„Der Markt steht auf Allzeithoch — jetzt einsteigen wäre doch Wahnsinn.” Dieser Gedanke ist intuitiv überzeugend und empirisch falsch. Er hält Millionen von Anlegern davon ab, ihr Kapital zu investieren — und kostet sie dabei erhebliche Rendite.
Die Angst vor dem Allzeithoch ist einer der am besten dokumentierten Anlegerfehler. Und er ist erklärbar: Das Gehirn interpretiert einen Kursstand kurz vor einem vermeintlichen Absturz als rationalen Warnhinweis. In Wirklichkeit sagt die Position eines Kurses auf einem Chart nahezu nichts über die kurzfristige Zukunft aus.
Was ist ein Allzeithoch — und wie häufig kommt es vor?
Ein Allzeithoch (All-Time High, ATH) ist ein Kursstand, der alle bisherigen Höchstmarken übertrifft. Das klingt selten und außergewöhnlich — ist es aber nicht.

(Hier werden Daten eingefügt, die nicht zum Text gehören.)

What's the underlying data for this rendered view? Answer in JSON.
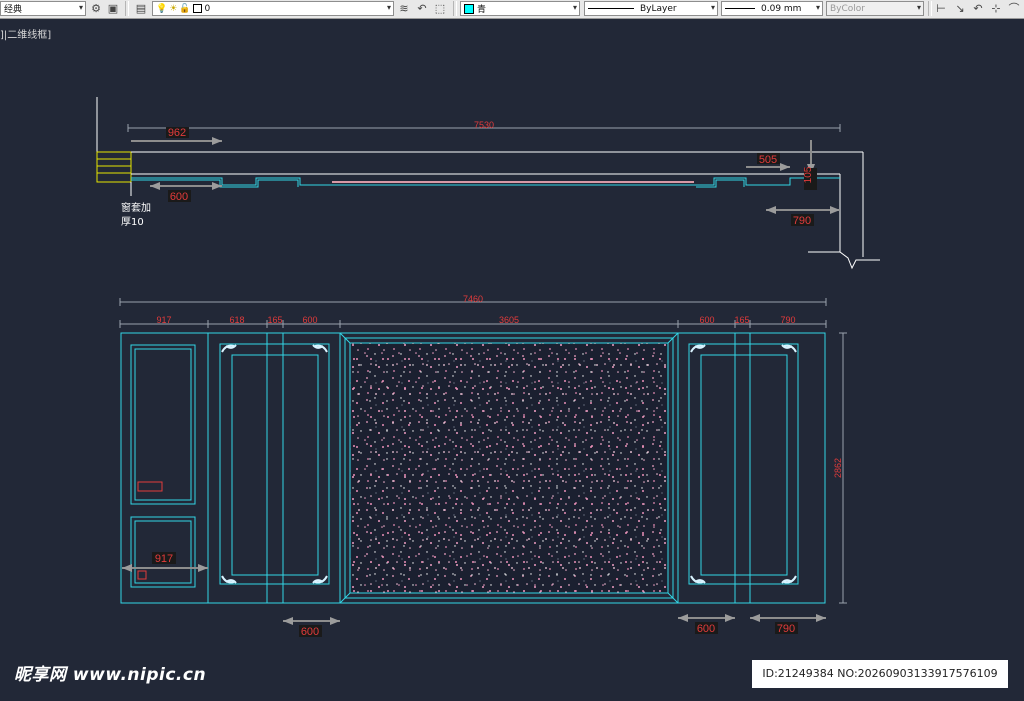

Der S&P 500 hat seit 1950 in durchschnittlich ca. 7 % aller Handelstage ein neues Allzeithoch erreicht. Das entspricht etwa 18 Tagen pro Jahr. In sehr guten Börsenjahren wie 2017, 2019 oder 2024 waren es deutlich mehr — teils 50–60 neue Allzeithochs in einem einzigen Kalenderjahr.
Das bedeutet: Wer „nie am Allzeithoch” kaufen will, schließt sich statistisch von einem Siebtel aller Handelstage aus — und das sind tendenziell die Tage in langen Aufwärtsphasen, die man eigentlich nicht verpassen möchte.
Was passiert nach einem Allzeithoch? Die Datenlage
Mehrere Studien haben untersucht, wie sich der Markt nach dem Erreichen eines neuen Allzeithochs entwickelt. Die Ergebnisse sind konsistent und überraschend eindeutig:
Vanguard-Studie (2021, S&P 500, 1926–2020):
- Kaufen am Allzeithoch → Durchschnittliche 12-Monats-Rendite: +11,0 %
- Kaufen an einem beliebigen Tag → Durchschnittliche 12-Monats-Rendite: +9,8 %
Kaufen am Allzeithoch war im historischen Schnitt besser als Kaufen an einem beliebigen Tag — nicht schlechter.
Warum? Allzeithochs treten überproportional häufig in langen Bullenmärkten auf. Diese Phasen tendieren zur Fortsetzung. Ein neues Allzeithoch ist kein Signal für eine bevorstehende Umkehr — es ist oft ein Zeichen für anhaltende wirtschaftliche Stärke.
MSCI World, 2000–2024:
| Kaufzeitpunkt | Rendite 1 Jahr | Rendite 5 Jahre | Rendite 10 Jahre |
|---|---|---|---|
| An einem ATH | ca. +9 % | ca. +45 % | ca. +105 % |
| Nach -10 % Rücksetzer | ca. +14 % | ca. +55 % | ca. +115 % |
| An einem beliebigen Tag | ca. +8 % | ca. +42 % | ca. +100 % |
Der Renditevorteil des Wartens auf einen Rücksetzer existiert — aber er ist klein. Und er erkauft sich durch das Risiko, dass der Rücksetzer nie kommt oder viel später als erwartet.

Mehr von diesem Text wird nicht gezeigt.